Denn es ist zu bezweifeln, dass die Politik die heimische Industrie wirksam schützt. Zum Beispiel stellen die deutschen Behörden kurzfristig keine Daten zur Verfügung, um das Ausmaß der mutmaßlich falsch deklarierten Importe abschätzen zu können. Zwar liegen intern die Importmengen von Biodiesel aus China und die Angaben zu Rohstoffen vor, aus denen diese angeblich produziert wurden. Doch selbst auf eine Kleine Anfrage aus dem Bundestag hin übermittelten die Behörden bislang nicht die angefragten Daten.

Wäre es für die betroffenen Branchen aussichtsreich, sich wegen Gegenmaßnahmen an die Bundesregierung zu wenden? Wohl kaum. Bei den mutmaßlich betrügerischen Biodieselimporten macht das zuständige Ministerium kurzfristig wirksame Gegenmaßnahmen auf nationaler Ebene von der Zustimmung der – notorisch drastisch verspäteten – Europäischen Kommission abhängig. Zudem wird auf die Notwendigkeit weiterer Prüfungen verwiesen, während in der Industrie weiter Löhne gezahlt werden müssen und der Absatz wegbricht. Der Schutz der eigenen Industrie vor Trittbrettfahrern, die zwar die Förderung hierzulande mitnehmen, sich aber nicht an die hiesigen Regeln halten, genießt demnach heute weder in Brüssel noch in Berlin Priorität.

Industriepolitische Blauäugigkeit

In Bezug auf globalen Wettbewerb und weltweiten Klimaschutz ist die hier zutage tretende industriepolitische Blauäugigkeit besorgniserregend. Zwar wird in Sonntagsreden immer wieder hervorgehoben, wie wichtig ein selbstbewusstes Auftreten insbesondere gegenüber China ist, zum Beispiel in der neuen deutschen Sicherheitsstrategie oder dem vor kurzem in Stockholm von den EU-Außenministern beschlossenen „De-Risking“. In der wirtschaftlichen Praxis ist davon jedoch nichts zu spüren, aktuell zum Schaden der Biokraftstoffindustrie hierzulande.

Die existenzbedrohende Situation der deutschen Biokraftstoffbranche könnte der Bundesumweltministerin willkommen sein. Schließlich wollte sie Biodiesel und Bioethanol aus Anbaubiomasse sowieso bis 2030 vom deutschen Markt ausschließen –  im Widerspruch zu den anderen EU-Mitgliedsstaaten und Weltregionen.

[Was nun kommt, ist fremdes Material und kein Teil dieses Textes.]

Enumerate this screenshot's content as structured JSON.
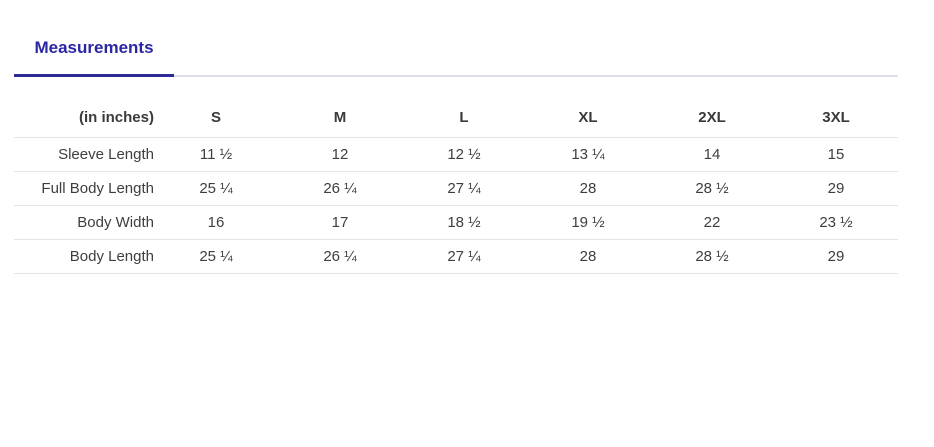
{
  "colors": {
    "accent": "#2b26a3",
    "tab_indicator": "#2d2c97",
    "tab_divider": "#dfdfe6",
    "row_divider": "#e4e4e4",
    "text": "#3e3e3e",
    "background": "#ffffff"
  },
  "tabs": {
    "items": [
      {
        "label": "Measurements",
        "active": true
      }
    ]
  },
  "table": {
    "unit_header": "(in inches)",
    "columns": [
      "S",
      "M",
      "L",
      "XL",
      "2XL",
      "3XL"
    ],
    "rows": [
      {
        "label": "Sleeve Length",
        "values": [
          "11 ½",
          "12",
          "12 ½",
          "13 ¼",
          "14",
          "15"
        ]
      },
      {
        "label": "Full Body Length",
        "values": [
          "25 ¼",
          "26 ¼",
          "27 ¼",
          "28",
          "28 ½",
          "29"
        ]
      },
      {
        "label": "Body Width",
        "values": [
          "16",
          "17",
          "18 ½",
          "19 ½",
          "22",
          "23 ½"
        ]
      },
      {
        "label": "Body Length",
        "values": [
          "25 ¼",
          "26 ¼",
          "27 ¼",
          "28",
          "28 ½",
          "29"
        ]
      }
    ]
  }
}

Für andere Industriezweige bedeutet dies: Gleiche, faire Wettbewerbsbedingungen werden durch Instrumente wie CBAM und Zertifizierung nicht ohne eine starke Politik gewährleistet. Da die Wirksamkeit von CBAM und H2-Zertifizierung in hohem Maße vom politischen Willen zur Durchsetzung und Anpassung der Regeln abhängt, sind die betroffenen Branchen verstärkt politischen Entscheidungen ausgesetzt. Dies gilt sowohl für Biokraftstoffe als auch jeden anderen Wirtschaftszweig, der strukturell ähnlich reguliert ist.